Friday morning, Mayor Patty Eidam (center) and her husband Bud personally visited residents who live along Lan-Oak Park to make them aware of the planned peaceful protest scheduled for that afternoon. (Photo: Melanie Jongsma)
This neighbor voiced his support for people’s right to express themselves—and his appreciation for the heads-up about the protest. (Photo: Melanie Jongsma)
Valerie Kirkpatrick (right) and Tyra Carter allowed their kids to attend Friday’s protest only after they learned how well planned it was. “That makes you feel safe as a parent,” said Kirkpatrick. (Photo: Melanie Jongsma)

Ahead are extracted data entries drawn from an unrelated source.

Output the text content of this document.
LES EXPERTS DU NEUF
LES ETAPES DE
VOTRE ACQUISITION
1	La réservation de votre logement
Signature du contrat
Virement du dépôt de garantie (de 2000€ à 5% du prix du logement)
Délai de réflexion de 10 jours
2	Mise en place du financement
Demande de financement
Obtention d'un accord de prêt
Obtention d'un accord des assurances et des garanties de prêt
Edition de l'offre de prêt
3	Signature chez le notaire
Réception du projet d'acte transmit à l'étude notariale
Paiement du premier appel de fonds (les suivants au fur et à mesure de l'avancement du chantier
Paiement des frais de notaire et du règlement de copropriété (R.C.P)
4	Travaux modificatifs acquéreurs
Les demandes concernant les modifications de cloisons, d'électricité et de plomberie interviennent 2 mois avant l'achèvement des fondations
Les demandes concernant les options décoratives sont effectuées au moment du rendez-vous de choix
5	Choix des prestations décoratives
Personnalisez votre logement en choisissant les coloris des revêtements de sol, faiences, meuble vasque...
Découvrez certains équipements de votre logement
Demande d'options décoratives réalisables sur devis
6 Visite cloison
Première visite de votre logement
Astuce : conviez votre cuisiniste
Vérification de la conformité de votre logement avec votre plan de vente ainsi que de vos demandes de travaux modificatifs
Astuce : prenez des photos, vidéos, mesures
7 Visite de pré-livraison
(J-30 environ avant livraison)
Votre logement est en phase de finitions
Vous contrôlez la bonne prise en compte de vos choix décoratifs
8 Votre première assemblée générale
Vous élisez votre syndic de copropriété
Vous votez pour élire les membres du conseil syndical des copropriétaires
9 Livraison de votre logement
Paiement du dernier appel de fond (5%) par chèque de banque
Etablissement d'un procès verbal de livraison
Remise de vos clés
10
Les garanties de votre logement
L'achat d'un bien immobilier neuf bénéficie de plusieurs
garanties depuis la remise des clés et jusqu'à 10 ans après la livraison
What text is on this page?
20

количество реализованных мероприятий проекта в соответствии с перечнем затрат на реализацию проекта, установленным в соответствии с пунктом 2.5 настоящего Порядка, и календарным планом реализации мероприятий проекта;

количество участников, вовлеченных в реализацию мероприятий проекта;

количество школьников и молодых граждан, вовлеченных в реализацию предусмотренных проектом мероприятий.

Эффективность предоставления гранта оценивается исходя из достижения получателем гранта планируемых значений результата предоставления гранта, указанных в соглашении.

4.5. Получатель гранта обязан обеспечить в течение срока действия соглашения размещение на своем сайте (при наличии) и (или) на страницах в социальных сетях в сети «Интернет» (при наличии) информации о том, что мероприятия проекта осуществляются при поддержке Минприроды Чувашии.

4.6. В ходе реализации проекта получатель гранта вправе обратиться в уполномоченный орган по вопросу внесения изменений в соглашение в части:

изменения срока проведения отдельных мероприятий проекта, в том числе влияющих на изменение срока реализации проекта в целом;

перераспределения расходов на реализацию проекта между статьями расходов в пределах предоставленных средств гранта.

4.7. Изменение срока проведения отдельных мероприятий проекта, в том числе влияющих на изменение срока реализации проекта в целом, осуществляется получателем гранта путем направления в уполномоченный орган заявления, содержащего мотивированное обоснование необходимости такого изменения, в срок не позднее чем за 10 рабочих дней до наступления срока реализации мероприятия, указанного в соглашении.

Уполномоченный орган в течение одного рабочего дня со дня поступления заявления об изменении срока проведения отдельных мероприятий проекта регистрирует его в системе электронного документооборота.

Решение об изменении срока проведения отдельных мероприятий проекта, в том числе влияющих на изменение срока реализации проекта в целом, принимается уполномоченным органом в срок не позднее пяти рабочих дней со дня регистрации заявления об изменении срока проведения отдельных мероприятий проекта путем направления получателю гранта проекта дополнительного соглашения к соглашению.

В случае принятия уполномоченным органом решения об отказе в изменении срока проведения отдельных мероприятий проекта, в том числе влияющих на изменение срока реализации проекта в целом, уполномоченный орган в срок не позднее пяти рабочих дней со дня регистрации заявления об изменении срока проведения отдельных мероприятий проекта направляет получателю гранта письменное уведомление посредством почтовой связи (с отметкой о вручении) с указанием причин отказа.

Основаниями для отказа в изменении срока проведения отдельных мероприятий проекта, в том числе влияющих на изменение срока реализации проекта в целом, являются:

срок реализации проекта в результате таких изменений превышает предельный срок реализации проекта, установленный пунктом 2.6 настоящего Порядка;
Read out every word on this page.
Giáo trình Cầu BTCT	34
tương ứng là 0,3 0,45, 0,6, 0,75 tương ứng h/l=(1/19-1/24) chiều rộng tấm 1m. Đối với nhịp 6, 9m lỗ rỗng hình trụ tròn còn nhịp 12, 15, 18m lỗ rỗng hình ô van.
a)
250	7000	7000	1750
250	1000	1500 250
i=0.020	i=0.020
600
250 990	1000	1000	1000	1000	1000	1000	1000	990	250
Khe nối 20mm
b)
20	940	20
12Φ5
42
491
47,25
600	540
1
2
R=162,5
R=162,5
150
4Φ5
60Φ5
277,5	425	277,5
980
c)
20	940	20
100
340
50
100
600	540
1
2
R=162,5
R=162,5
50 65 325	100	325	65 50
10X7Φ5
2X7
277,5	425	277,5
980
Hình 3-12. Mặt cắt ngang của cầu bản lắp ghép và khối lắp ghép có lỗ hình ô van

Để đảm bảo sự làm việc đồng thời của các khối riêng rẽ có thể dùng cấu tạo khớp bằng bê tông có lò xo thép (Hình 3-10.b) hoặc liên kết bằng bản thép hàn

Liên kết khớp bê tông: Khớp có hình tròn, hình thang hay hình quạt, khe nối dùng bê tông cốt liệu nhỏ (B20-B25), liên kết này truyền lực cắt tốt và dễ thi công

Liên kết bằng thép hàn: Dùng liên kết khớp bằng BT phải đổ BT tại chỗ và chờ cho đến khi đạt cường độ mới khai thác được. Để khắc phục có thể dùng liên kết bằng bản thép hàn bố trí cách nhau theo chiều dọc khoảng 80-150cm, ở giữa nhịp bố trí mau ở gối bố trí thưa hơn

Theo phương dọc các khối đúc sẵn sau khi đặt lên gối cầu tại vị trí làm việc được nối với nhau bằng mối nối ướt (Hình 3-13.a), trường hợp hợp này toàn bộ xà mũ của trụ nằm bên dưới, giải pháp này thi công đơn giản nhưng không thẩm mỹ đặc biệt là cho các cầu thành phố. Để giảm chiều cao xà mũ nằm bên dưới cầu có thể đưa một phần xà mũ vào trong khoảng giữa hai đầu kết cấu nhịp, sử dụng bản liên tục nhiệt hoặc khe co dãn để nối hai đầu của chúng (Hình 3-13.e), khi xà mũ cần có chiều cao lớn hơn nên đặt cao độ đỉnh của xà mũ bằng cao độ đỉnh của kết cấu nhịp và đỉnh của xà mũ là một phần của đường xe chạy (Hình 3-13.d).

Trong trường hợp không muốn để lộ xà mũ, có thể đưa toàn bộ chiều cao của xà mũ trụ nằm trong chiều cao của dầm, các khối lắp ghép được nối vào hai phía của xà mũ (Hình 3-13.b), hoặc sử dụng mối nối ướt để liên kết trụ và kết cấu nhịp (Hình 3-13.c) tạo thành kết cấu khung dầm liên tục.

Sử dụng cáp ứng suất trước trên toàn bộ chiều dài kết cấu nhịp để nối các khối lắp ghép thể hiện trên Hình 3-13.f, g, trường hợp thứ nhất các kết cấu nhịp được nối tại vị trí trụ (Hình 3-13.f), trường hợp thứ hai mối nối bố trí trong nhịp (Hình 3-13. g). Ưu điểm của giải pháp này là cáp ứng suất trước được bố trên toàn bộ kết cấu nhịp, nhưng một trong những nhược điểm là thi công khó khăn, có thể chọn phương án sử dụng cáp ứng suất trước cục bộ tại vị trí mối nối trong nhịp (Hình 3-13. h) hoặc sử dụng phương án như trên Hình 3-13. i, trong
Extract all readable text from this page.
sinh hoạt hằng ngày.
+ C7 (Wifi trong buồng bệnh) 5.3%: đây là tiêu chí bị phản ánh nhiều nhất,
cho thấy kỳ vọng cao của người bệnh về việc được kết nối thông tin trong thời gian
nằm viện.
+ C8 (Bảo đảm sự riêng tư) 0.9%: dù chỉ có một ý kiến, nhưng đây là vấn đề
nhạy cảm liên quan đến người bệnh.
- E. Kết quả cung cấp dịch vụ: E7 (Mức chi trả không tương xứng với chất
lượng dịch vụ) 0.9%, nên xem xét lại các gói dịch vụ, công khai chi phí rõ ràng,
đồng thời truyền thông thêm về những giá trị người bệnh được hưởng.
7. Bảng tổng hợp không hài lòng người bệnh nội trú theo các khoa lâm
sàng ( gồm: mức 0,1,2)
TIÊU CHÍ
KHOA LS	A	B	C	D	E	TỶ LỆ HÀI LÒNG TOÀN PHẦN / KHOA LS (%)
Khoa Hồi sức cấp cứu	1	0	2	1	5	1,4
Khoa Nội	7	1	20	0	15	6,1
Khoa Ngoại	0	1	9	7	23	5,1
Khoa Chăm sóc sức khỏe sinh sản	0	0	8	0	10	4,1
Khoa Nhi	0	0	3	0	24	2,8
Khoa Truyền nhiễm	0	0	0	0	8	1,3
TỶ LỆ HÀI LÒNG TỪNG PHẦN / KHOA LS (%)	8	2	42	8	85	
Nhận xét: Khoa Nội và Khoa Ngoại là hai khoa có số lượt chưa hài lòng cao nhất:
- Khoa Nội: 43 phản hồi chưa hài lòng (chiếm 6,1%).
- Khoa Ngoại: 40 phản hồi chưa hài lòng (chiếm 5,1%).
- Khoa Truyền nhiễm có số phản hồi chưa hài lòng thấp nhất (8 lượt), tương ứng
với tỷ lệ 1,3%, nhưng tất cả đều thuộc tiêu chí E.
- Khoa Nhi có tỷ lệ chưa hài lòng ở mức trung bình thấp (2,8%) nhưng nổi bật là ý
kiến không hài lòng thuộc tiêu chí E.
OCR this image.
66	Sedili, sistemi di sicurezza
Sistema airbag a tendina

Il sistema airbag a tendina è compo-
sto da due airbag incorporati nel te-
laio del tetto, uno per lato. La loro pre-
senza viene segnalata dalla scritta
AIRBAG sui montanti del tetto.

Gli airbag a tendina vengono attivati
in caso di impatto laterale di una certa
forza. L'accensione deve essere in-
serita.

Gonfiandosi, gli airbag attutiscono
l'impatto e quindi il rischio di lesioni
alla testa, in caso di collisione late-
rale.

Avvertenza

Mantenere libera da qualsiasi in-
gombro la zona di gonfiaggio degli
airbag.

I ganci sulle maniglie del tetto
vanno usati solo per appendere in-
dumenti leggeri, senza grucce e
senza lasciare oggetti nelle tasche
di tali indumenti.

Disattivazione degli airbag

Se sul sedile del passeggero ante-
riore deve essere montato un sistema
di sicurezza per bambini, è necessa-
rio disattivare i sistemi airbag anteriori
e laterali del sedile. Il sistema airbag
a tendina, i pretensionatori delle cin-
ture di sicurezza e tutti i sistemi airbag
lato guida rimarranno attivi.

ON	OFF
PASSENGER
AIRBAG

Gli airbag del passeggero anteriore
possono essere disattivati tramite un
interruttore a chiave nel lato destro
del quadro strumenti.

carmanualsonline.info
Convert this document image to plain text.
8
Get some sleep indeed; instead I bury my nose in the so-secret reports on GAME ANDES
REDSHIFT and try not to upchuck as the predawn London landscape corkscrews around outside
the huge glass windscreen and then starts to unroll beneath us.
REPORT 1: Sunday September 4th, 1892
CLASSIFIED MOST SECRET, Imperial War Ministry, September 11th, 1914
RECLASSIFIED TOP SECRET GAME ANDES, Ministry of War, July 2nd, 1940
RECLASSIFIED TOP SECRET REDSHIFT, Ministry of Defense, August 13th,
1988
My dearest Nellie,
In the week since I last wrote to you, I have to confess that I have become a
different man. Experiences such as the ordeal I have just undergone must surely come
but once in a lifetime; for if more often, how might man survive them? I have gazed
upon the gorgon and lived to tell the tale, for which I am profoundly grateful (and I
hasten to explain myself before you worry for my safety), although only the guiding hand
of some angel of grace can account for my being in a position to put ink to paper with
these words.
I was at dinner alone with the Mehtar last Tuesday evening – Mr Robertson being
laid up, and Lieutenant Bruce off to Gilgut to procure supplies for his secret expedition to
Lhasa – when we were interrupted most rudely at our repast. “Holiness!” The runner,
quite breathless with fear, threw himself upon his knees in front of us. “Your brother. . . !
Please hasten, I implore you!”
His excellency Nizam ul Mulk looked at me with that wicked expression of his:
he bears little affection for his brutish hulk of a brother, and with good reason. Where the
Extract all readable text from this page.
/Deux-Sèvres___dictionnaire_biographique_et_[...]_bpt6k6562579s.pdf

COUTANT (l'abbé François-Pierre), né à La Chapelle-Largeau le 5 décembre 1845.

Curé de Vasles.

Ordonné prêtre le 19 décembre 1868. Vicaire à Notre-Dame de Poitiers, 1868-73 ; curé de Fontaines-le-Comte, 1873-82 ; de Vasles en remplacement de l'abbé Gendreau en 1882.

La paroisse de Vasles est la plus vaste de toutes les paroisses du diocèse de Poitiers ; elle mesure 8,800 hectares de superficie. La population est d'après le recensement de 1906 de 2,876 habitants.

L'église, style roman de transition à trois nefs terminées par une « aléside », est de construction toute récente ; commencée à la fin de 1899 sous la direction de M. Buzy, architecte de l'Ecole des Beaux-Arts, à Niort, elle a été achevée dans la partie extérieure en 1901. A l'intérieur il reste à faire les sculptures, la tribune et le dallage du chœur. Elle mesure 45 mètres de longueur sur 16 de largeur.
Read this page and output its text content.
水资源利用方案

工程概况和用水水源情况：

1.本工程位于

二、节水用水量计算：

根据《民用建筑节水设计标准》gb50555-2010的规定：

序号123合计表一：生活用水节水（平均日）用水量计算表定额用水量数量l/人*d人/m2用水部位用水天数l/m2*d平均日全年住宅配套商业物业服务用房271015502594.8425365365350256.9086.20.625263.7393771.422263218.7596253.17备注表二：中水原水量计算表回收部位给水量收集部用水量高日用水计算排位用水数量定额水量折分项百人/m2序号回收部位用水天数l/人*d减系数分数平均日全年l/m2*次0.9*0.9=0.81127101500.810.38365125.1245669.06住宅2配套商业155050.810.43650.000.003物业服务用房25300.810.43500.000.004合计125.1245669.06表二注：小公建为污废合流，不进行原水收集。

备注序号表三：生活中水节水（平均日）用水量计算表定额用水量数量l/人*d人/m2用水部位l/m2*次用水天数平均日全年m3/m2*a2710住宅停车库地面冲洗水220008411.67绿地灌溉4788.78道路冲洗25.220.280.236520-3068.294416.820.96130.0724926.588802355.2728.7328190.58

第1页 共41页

Organizer CJ Wilson (center) wrote three poems to express his complex feelings about George Floyd, riots, and police. (Photo: Melanie Jongsma)
The organizers invited other voices to address the crowd. Kevin Collinz accepted the offer and shared his memories of being a victim of police brutality. The memories brought him to tears, but he expressed thanks to the Lansing police for all they do to keep the community safe. (Photo: Melanie Jongsma)
During a march around the park, the approximately 200 protesters vocalized some of the cries of the victims of police brutality, such as “I can’t breathe” and “Don’t shoot.” They received honks of support from drivers around the park. (Photo: Melanie Jongsma)
Following the march, all voices were silenced for 8 minutes and 46 seconds—the amount of time Officer Derek Chauvin held his knee on George Floyd’s neck during the May 25 incident that led to Floyd’s death. Some of the Lansing protesters simply knelt for that time, while others simulated Floyd’s position in order to get a better sense of his vulnerability. The nearly nine minutes of silence felt interminably long and ended with a prayer of reconciliation. (Photo: Melanie Jongsma)
A dedicated article about Friday’s peaceful protest is forthcoming, but the photos above capture a glimpse of the range of voices speaking out throughout the week. In addition, on Saturday, June 6, elected officials representing Lansing at a variety of levels of government held a “Day of Action” in Calumet City, where they expressed outrage, frustration, and commitment to policy change as well as financial investment in the south suburbs. A summary of those comments is also forthcoming.